Everyone loves my little dog, Hattie, and she loves everyone. Well, everyone except the squirrels. To rid our yard of squirrels is her mission, and she takes her mission very, very seriously. Dogs need a job. My sister’s Corgi, Penny, has the job of herding chickens. My neighbor’s dog, Leo, has the job of guarding. Hattie’s job is to make me happy…and to keep the squirrels at bay.
Squirrel patrol works like this: The squirrels gather at the bird feeder and below. One squirrel shakes the seed down. The others call all their friends over for breakfast, lunch, or dinner. Hattie watches. When she spots the crowd, she takes off. Heaven help her if she should ever actually catch a squirrel, although once, she came very close. It surprised both of us.
My little dog, Hattie, is a rescue dog. She rescued me from aloneness, which is very different from loneliness. She came to the “Hokey Pokey Clinic, where-I-turned-myself-around” six years ago, and she saved me. The theory is that dogs look like their owners. If that is true, I am so fortunate to look like Hattie…happy. She has done her job well. Actually, she does both of them well.
I live in the tiniest house on my block of four homes. Next door to me, on the north side, is the biggest house, with a family of nine kids, and a double lot for a yard. I love the view of the next door open yard. It is very often full of children playing some type of ball. When it is too dark to see them, I can still hear the kids’ play-talk and laughter when my windows are open.
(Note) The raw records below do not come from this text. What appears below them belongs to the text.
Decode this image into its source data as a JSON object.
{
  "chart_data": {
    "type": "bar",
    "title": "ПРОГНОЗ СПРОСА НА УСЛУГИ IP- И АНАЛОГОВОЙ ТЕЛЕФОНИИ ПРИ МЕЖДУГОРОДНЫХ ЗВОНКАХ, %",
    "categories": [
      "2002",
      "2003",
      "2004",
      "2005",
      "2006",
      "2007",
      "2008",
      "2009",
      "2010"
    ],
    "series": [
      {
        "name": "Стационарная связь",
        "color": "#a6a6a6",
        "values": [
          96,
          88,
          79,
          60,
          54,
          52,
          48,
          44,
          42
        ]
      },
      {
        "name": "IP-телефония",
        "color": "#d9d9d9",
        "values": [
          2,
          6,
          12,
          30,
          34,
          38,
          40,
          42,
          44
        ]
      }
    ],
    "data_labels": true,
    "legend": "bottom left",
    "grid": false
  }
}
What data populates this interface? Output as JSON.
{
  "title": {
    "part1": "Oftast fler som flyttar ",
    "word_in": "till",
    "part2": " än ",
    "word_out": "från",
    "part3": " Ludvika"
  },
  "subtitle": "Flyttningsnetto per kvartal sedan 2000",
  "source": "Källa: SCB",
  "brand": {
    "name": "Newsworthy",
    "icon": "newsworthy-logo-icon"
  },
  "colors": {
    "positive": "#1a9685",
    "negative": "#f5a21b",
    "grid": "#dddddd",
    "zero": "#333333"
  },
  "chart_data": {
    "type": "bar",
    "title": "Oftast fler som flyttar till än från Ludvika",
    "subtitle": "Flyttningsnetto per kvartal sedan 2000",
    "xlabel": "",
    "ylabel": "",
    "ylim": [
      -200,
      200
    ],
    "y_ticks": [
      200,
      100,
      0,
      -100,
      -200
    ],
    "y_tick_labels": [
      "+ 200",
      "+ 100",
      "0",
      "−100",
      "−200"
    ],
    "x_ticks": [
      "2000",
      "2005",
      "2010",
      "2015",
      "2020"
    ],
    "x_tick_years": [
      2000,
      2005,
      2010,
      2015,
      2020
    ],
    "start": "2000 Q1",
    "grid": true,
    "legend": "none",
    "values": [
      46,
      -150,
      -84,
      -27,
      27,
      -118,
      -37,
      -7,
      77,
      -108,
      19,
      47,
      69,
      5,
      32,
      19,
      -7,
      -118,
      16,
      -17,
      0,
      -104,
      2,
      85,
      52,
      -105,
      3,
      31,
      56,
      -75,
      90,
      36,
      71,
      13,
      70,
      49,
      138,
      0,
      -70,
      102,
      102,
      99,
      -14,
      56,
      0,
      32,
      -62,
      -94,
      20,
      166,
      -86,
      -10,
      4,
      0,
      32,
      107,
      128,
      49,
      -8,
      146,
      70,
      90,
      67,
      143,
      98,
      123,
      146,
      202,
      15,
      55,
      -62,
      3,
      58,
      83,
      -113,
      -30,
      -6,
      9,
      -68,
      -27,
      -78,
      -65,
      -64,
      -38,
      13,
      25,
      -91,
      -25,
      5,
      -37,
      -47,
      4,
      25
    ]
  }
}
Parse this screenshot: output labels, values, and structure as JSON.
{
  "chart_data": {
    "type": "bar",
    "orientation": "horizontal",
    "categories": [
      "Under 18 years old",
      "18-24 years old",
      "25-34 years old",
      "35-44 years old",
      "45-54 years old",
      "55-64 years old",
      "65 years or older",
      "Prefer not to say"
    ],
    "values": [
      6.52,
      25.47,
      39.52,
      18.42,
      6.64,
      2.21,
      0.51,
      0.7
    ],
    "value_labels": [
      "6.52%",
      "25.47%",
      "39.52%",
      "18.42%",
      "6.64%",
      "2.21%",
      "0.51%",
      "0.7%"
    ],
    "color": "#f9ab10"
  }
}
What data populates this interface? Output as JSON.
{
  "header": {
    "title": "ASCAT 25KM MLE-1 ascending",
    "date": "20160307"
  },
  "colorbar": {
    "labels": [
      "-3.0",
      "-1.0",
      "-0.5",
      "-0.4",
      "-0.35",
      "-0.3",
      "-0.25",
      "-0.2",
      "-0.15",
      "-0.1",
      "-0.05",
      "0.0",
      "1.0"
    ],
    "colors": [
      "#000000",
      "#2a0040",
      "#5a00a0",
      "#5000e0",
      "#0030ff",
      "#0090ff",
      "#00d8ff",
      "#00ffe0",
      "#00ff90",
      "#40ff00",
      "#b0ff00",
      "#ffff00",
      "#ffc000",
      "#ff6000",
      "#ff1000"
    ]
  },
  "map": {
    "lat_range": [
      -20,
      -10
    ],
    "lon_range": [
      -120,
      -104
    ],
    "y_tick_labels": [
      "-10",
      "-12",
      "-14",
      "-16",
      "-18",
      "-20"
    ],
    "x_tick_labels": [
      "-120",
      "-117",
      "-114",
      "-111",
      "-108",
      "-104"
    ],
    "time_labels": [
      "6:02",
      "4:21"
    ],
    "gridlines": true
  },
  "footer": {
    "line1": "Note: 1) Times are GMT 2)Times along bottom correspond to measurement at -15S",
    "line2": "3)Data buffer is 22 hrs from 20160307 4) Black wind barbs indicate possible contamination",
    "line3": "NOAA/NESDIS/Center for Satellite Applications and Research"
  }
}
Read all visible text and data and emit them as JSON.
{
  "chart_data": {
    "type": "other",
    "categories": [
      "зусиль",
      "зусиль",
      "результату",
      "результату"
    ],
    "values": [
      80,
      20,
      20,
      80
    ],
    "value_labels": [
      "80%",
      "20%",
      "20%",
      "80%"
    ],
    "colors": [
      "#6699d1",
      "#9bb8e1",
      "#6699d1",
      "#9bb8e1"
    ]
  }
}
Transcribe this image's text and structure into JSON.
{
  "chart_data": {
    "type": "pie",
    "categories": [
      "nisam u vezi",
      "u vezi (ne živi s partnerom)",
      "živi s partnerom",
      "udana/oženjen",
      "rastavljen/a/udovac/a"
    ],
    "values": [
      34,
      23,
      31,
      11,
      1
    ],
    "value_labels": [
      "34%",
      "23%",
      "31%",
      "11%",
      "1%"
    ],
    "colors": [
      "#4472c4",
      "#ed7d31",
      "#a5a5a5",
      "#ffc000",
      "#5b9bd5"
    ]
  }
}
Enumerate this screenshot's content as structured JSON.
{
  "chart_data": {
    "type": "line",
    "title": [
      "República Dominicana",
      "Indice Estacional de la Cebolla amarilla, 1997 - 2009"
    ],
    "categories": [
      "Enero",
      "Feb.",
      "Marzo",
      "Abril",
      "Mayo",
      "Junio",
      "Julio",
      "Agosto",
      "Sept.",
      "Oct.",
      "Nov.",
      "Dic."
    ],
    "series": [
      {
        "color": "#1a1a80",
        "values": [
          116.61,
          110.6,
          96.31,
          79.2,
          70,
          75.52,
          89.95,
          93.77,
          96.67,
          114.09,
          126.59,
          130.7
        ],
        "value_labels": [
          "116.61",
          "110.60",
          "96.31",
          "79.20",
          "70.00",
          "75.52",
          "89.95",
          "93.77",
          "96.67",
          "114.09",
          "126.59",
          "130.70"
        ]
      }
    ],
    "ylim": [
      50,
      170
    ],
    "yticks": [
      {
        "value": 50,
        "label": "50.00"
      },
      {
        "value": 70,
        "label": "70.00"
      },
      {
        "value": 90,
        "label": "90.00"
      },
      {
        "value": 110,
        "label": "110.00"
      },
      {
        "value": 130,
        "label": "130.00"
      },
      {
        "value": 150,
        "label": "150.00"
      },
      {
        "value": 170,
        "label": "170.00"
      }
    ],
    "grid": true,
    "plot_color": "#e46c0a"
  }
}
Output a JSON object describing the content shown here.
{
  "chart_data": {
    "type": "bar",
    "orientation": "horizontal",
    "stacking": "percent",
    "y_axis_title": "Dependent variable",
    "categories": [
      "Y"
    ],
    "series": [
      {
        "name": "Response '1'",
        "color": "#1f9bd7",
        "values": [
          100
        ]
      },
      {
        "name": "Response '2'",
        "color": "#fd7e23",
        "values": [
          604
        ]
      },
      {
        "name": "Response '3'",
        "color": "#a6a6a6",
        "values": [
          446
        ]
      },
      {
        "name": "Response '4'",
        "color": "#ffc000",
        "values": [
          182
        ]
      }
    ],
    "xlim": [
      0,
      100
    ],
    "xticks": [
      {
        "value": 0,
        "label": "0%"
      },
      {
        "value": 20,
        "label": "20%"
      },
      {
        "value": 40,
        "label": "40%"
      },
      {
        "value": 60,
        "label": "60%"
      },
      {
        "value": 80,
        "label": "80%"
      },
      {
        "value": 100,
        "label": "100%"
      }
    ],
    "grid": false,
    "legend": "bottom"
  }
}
This family has a huge play structure in the lower end of their grassy field. The kids are growing, and usually, only the youngest little boys play on the structure, which is complete with swings, slide, a climbing platform, and monkey bars.
One morning quite recently, I was out early walking my little Hattie-dog. She is very alert, and notices every movement around. Usually, she wants to chase birds or bunnies, but most often her target is a squirrel. As we approached the yard next door, Hattie began straining, in her very well-trained way, at the leash, and I looked to the right.
Playing Follow-the-Leader, across the top of the monkey bars on the play structure, were two squirrels. Hattie and I stopped and watched. It was a living cartoon. The squirrels leaped from bar to bar, balanced on the side rails, and ran across the platform. I would not have been surprised if they had gone down the slide and leaped onto the swings for a little back-and-forth, but they didn’t.
It’s delightful to find wonder in the mundane. Not much is really mundane for me, though, because each second of my life is a joy and a gift. It is also a learning experience. Now I know why Jungle Gym is such a perfect name for a play structure.
Among my autumn decorations were two orange pumpkins and a green pumpkin-looking squash. One of the pumpkins, I parked in a front flower bed, and the other two, I parked on a bench in my front yard. It was a very artful and festive arrangement. The squirrels thought so, too.
I began to see teeth marks in the surface of one of the pumpkins. Then deeper scrapes. Then a hole. Autumn wore on. Halloween passed. Thanksgiving came and went. I began to gather up the pots of dead mums, split wood bushel baskets, and other bits of fall décor in order to make room for Snowy the Polar Bear, a red sled, and my Christmas outdoor greenery and lights. Still, I left the green squash and the one orange pumpkin on the front bench.
One day in very, very early December, I looked out my front window to see a squirrel’s derriere complete with bushy tail, poking up from an enormous hole in the pumpkin! I laughed out loud and took a picture. Well, why not? Squirrels gotta eat, too.
My sister had given me a concrete pillar, which I put in the back for birdseed. Of course, the squirrels would clean it off before any birds could get to it. I moved all remaining squash to the top of the pillar, and gave the squirrels full permission to chow down. As if they needed my okay.
All that remains now, are a couple of hunks of pumpkin, some stray seeds, and a lone stem. Glad I could be of some assistance. It may be a long, cold winter.